Published in Mobiles

Nvidia hatches VR plan with Stanford University

by on20 November 2015

Next gen headsets which don't make you sick by 2018

Nvidia and Stanford University brewing a new generation of virtual reality headsets that could be in the shops by 2018.

Nvidia and Stanford need to come up with a way to make virtual reality a more comfortable experience. Nvidia hopes its alliance with Stanford University will give it an edge in this growing market.

David Luebke senior director of research at Nvidia, almost all of the VR setups are pretty uncomfortable to use if it’s within arm’s reach because of depth cues like stereo and accommodation.

“This is because of the vergence-accommodation conflict, which is how much the lens of your eye has to change to bring sharp focus to your retina.” he said.

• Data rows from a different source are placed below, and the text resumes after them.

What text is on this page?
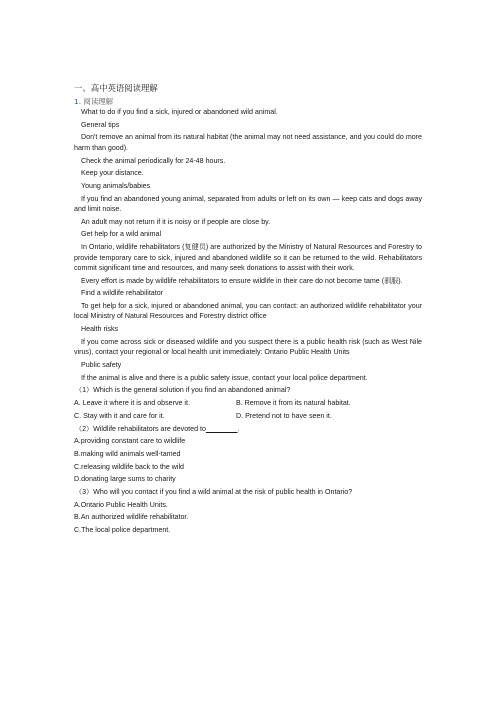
一、高中英语阅读理解
1. 阅读理解
What to do if you find a sick, injured or abandoned wild animal.
General tips
Don't remove an animal from its natural habitat (the animal may not need assistance, and you could do more harm than good).
Check the animal periodically for 24-48 hours.
Keep your distance.
Young animals/babies
If you find an abandoned young animal, separated from adults or left on its own — keep cats and dogs away and limit noise.
An adult may not return if it is noisy or if people are close by.
Get help for a wild animal
In Ontario, wildlife rehabilitators (复健员) are authorized by the Ministry of Natural Resources and Forestry to provide temporary care to sick, injured and abandoned wildlife so it can be returned to the wild. Rehabilitators commit significant time and resources, and many seek donations to assist with their work.
Every effort is made by wildlife rehabilitators to ensure wildlife in their care do not become tame (驯服).
Find a wildlife rehabilitator
To get help for a sick, injured or abandoned animal, you can contact: an authorized wildlife rehabilitator your local Ministry of Natural Resources and Forestry district office
Health risks
If you come across sick or diseased wildlife and you suspect there is a public health risk (such as West Nile virus), contact your regional or local health unit immediately: Ontario Public Health Units
Public safety
If the animal is alive and there is a public safety issue, contact your local police department.
（1）Which is the general solution if you find an abandoned animal?
A. Leave it where it is and observe it.	B. Remove it from its natural habitat.
C. Stay with it and care for it.	D. Pretend not to have seen it.
（2）Wildlife rehabilitators are devoted to________.
A.providing constant care to wildlife
B.making wild animals well-tamed
C.releasing wildlife back to the wild
D.donating large sums to charity
（3）Who will you contact if you find a wild animal at the risk of public health in Ontario?
A.Ontario Public Health Units.
B.An authorized wildlife rehabilitator.
C.The local police department.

This was famously been a problem with 3D TV and 3D movies. The director puts an object in front of you to have it in focus, but your eye still needs to focus on the screen that’s six feet away. If you want to look at an arm’s reach distance you have to cross your eyes, and this causes some people to get headaches and some people to see double images.

Nvidia asked Stanford University to collaborate and develop new technology that could solve this problem.

Gordon Wetzstein, assistant professor in the Electrical Engineering Department at Stanford University said they came up with a new display technology called the light field stereoscope, that addresses the vergence-accommodation conflict.

“It provides a much richer and more natural visual experience than conventional head mounted displays and has the potential to reduce nausea, eyestrain, and also increase visual comfort.”

The early light field stereoscope prototypes use two displays with two layers of LCD panels separated by 5 millimeters. The headsets send each eye an entire 4D light field of images so that each eye can naturally disseminate focus between objects that are nearby and further away. The prototypes also feature head tracking, and users can see their hands within the virtual worlds.

Luebke says the prototypes Nvidia and Stanford are developing today could be consumer products within three to five years.